Intervista all'insegnante e scrittore che ha come riferimento Mike Bongiorno. Con un sogno speciale nel cassetto...
“Capitano, mio capitano”, gridano all’unisono gli scolari di un rigido college del New England. Si stanno rivolgendo al loro professore, John Keating (alias Robin Williams), il maestro che tutti vorrebbero avere. Il film L’attimo fuggente è soltanto uno dei tanti film che parlano del mestiere di insegnante. Una professione, anzi una vocazione, sempre più presa di mira da genitori intolleranti, politici incompetenti e opinionisti disinformati.

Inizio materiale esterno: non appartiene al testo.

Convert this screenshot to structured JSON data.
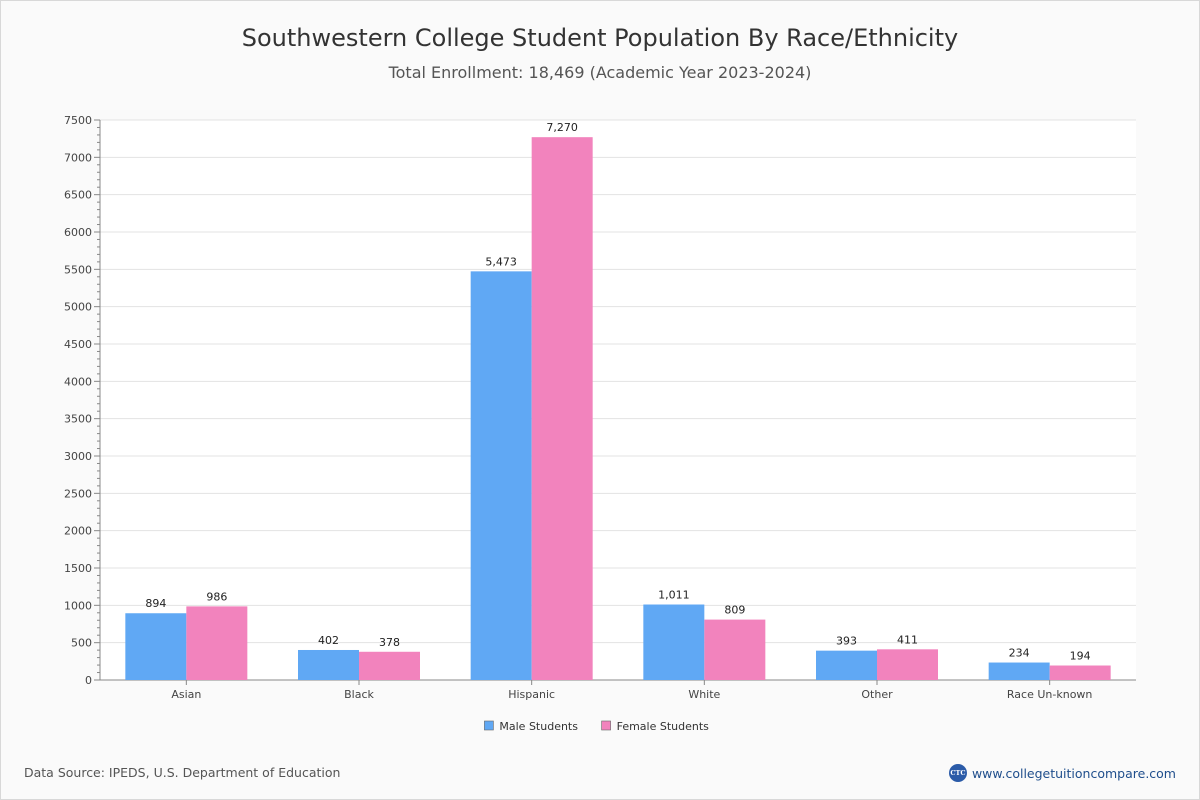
{
  "chart_data": {
    "type": "bar",
    "title": "Southwestern College Student Population By Race/Ethnicity",
    "subtitle": "Total Enrollment: 18,469 (Academic Year 2023-2024)",
    "categories": [
      "Asian",
      "Black",
      "Hispanic",
      "White",
      "Other",
      "Race Un-known"
    ],
    "series": [
      {
        "name": "Male Students",
        "color": "#60a8f4",
        "values": [
          894,
          402,
          5473,
          1011,
          393,
          234
        ],
        "labels": [
          "894",
          "402",
          "5,473",
          "1,011",
          "393",
          "234"
        ]
      },
      {
        "name": "Female Students",
        "color": "#f283bd",
        "values": [
          986,
          378,
          7270,
          809,
          411,
          194
        ],
        "labels": [
          "986",
          "378",
          "7,270",
          "809",
          "411",
          "194"
        ]
      }
    ],
    "ylim": [
      0,
      7500
    ],
    "yticks": [
      0,
      500,
      1000,
      1500,
      2000,
      2500,
      3000,
      3500,
      4000,
      4500,
      5000,
      5500,
      6000,
      6500,
      7000,
      7500
    ],
    "grid": true,
    "legend": "bottom-center",
    "xlabel": "",
    "ylabel": ""
  },
  "footer": {
    "source": "Data Source: IPEDS, U.S. Department of Education",
    "logo_text": "CTC",
    "site": "www.collegetuitioncompare.com"
  }
}
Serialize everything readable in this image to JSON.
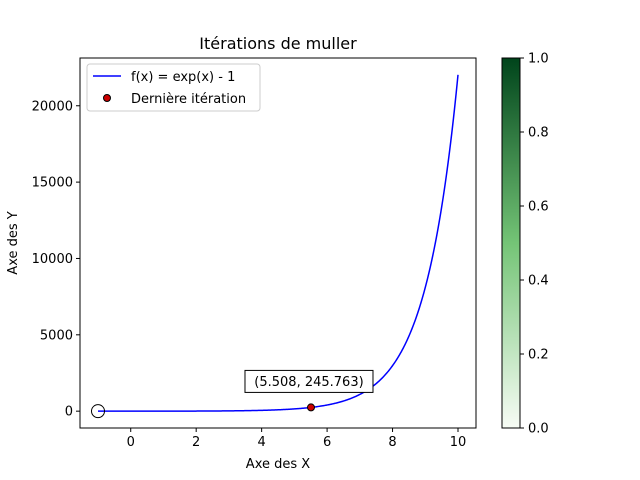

Spesso, infatti, si parla per luoghi comuni: gli studenti non leggono più, i docenti sono allo sbando, le scuole sono diventate teatri di violenza. Realtà o bufale? La persona giusta per rispondere a questa domanda è Nicolò Barretta, professore di Lettere presso l’Istituto “Mantegna” di Mantova e, da qualche anno, affermato scrittore e giornalista.
Nicolò, partiamo dalla novità più recente: lo scorso 12 ottobre è arrivato un altro riconoscimento speciale perla tua carriera da scrittore…
“Mi sono aggiudicato il “Premio letterario internazionale Montefiore”, nella categoria “Targa opere edite”. Tutto è iniziato la scorsa primavera, con la pubblicazione del mio nuovo libro, La clinica dei misteri. Visto il successo dell’opera, la casa editrice Il Rio (con la quale ho pubblicato il volume) mi ha chiesto se volessi partecipare a questo concorso letterario. Ho accettato e, a fine agosto, è arrivata la notizia della mia vittoria. La consegna si è svolta a Montefiore Conca, un delizioso borgo dell’entroterra riminese. È stata un’esperienza emozionante, che tra l’altro mi ha permesso di conoscere alcune celebrità, come il generale Cornacchia (colui che ritrovò il corpo senza vita di Aldo Moro, il 9 maggio 1978)”.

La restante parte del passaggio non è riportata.